Why do you think I said you'd have ot be good with it ;)
Yes, I meant soldering iron. I was looking at my workbench and saw one sitting out and had a slip of the keyboard... Good call. The person I used to know who was amazing at fixing those boards is no longer available, but there are several good strand repair people out there.
 
Why do you think I said you'd have ot be good with it ;)
Yes, I meant soldering iron. I was looking at my workbench and saw one sitting out and had a slip of the keyboard... Good call. The person I used to know who was amazing at fixing those boards is no longer available, but there are several good strand repair people out there.
It was the notion of someone working in an MX, GSX or LBX with a typical Weller single or dual wattage soldering gun with a tip similar to a chunk of coat hanger wire and a hulking big transformer in its handle magnetically coupling into the board's sensitive electronics that caught my eye and prompted my caution. If you haven't already, perhaps you wouldn't mind going back and editing your post to clarify for posterity. If you clarify your post, I'll delete my reply, including your quote, and all traces will be gone like it never happened. Many people would never consider the problems associated with a soldering gun's transformer inducing potentially destructive levels of current into a boards components and thin, narrow, traces. They'd likely consider problems from excessive temperature and overly wide application of heat but few would appreciate the problems of magnetic coupling / radiation.
Toodleoo!
Ron Hebbard.
 
I'm cringing as I break my personal code of conduct on necroposting, but it appears to me that given the topics covered on here, nobody is particularly bothered by this.

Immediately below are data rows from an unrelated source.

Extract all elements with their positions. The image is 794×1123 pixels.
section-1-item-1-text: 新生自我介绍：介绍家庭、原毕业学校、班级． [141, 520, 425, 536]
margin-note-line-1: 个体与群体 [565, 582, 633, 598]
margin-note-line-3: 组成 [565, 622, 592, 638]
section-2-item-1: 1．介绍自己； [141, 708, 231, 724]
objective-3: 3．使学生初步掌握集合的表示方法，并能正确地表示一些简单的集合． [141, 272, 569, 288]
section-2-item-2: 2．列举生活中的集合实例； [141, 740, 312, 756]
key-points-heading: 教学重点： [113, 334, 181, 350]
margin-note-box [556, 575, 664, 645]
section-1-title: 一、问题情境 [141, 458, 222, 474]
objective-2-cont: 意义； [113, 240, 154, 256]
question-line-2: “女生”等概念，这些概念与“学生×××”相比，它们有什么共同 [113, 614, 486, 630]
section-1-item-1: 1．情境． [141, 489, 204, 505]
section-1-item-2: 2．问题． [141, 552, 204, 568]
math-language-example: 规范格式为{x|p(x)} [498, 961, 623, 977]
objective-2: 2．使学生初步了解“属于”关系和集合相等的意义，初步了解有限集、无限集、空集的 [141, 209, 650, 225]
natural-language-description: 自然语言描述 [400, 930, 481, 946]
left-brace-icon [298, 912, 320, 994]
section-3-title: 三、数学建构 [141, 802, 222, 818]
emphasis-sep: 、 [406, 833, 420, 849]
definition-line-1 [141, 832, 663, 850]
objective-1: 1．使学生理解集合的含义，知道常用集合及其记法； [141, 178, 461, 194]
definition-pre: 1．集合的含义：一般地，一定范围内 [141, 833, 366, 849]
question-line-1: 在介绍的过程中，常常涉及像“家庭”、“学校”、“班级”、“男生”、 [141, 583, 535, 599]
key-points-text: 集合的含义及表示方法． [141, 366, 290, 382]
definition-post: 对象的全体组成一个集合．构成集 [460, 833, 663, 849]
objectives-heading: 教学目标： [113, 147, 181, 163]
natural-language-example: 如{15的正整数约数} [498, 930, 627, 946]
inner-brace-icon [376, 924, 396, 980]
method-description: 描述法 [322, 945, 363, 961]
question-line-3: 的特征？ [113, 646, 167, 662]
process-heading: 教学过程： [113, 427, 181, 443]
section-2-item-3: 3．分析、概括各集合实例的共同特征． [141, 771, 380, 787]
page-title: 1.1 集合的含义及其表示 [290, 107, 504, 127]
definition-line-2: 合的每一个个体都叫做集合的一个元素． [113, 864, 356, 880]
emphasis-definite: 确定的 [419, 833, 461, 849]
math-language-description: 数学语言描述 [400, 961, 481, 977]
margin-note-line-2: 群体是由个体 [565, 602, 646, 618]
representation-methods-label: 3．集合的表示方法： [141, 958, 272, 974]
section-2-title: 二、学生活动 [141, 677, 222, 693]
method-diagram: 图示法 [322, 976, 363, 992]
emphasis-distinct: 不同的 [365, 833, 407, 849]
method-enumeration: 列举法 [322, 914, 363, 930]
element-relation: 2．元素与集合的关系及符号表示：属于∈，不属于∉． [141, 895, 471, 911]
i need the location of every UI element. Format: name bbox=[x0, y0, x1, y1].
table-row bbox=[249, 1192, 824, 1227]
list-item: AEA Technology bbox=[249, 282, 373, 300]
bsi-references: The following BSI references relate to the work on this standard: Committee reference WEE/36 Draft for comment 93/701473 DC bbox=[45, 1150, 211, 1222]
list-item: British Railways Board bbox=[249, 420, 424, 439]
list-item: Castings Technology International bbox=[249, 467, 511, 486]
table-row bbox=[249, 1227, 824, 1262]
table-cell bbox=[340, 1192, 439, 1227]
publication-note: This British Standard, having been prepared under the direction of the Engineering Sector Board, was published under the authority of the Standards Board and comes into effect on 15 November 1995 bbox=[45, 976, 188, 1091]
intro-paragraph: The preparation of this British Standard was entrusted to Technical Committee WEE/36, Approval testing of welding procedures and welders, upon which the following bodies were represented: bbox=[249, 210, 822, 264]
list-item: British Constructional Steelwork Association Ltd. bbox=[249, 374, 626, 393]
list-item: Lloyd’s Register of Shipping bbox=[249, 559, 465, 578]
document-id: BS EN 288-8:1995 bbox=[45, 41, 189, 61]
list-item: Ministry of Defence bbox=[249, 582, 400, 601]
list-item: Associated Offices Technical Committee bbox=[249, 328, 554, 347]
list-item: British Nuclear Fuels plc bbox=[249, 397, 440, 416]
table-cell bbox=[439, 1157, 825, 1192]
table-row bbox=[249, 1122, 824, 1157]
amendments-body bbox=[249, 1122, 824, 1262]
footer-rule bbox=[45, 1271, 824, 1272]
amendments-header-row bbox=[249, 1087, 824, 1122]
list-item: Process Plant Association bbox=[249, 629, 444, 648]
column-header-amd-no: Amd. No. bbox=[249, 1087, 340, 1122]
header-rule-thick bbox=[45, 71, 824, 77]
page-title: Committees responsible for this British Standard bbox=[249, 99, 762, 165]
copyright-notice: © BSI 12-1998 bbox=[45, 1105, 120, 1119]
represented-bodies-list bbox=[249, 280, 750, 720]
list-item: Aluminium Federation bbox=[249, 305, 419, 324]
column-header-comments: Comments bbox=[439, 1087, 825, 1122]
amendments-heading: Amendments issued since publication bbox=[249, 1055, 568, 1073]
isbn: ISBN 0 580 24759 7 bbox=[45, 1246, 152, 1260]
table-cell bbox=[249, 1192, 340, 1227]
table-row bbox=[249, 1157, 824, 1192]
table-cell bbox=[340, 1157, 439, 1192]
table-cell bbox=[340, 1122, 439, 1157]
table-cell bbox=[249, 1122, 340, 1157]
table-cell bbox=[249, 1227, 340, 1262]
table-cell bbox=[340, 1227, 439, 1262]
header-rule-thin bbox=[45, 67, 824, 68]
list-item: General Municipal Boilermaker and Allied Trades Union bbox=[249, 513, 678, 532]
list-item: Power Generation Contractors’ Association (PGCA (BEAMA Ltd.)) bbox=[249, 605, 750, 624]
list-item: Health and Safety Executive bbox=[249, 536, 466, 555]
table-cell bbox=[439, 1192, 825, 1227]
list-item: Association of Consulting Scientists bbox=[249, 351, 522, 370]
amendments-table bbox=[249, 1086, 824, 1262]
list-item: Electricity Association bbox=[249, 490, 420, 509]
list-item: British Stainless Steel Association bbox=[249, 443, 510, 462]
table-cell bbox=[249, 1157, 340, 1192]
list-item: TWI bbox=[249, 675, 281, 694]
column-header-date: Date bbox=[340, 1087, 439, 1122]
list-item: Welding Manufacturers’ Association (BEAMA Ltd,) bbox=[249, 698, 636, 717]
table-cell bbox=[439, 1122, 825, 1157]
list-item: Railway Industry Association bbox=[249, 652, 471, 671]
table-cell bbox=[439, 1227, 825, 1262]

I summon this thread back to the world of the living to add that this is also happening to our Strand MX console, though it only occurs from the 80-100% range on the slider, causing the GM to dip anywhere between 50-97%, generally preventing the output level from going above 90% (confirmed using an old serial console!)
Because of how bad the flickering can get, I'm not sure if it's truly an issue with the pot getting dirty, or if the connection is loose.

Probably a dirty pot. At the point where it happens, try wiggling the fader, if it jumps around its a dirty pot. Usually Slide pots have the electrical connections AND body of the fader soldered to the board, so a loose connection outside of the fader itself, is unlikely.
Do, not spray any cleaners into the pot. Usually the way they are constructed, the cleaner won't get into the contact area, it will just wash away the grease that makes the fader slide smoothly. You can clean some faders with success, but means removing it from the board and dissembling it, so you might as just replace it at that point anyway.

If you are decent at soldering, and have a solder sucker, this can be done. Its really pretty easy, but If you have not done a lot of PCB soldering, you may want to practice or hire a professional. Electronics repair probably bills around $100/hr, and a fader is probably <$20, if its commonly available. If you are confident in the diagnosis of a bad fader, and can disassemble the console, you could just bring just the PCB to an electronics repair shop, and have them change out the one fader. They would probably only bill you for 15 minutes.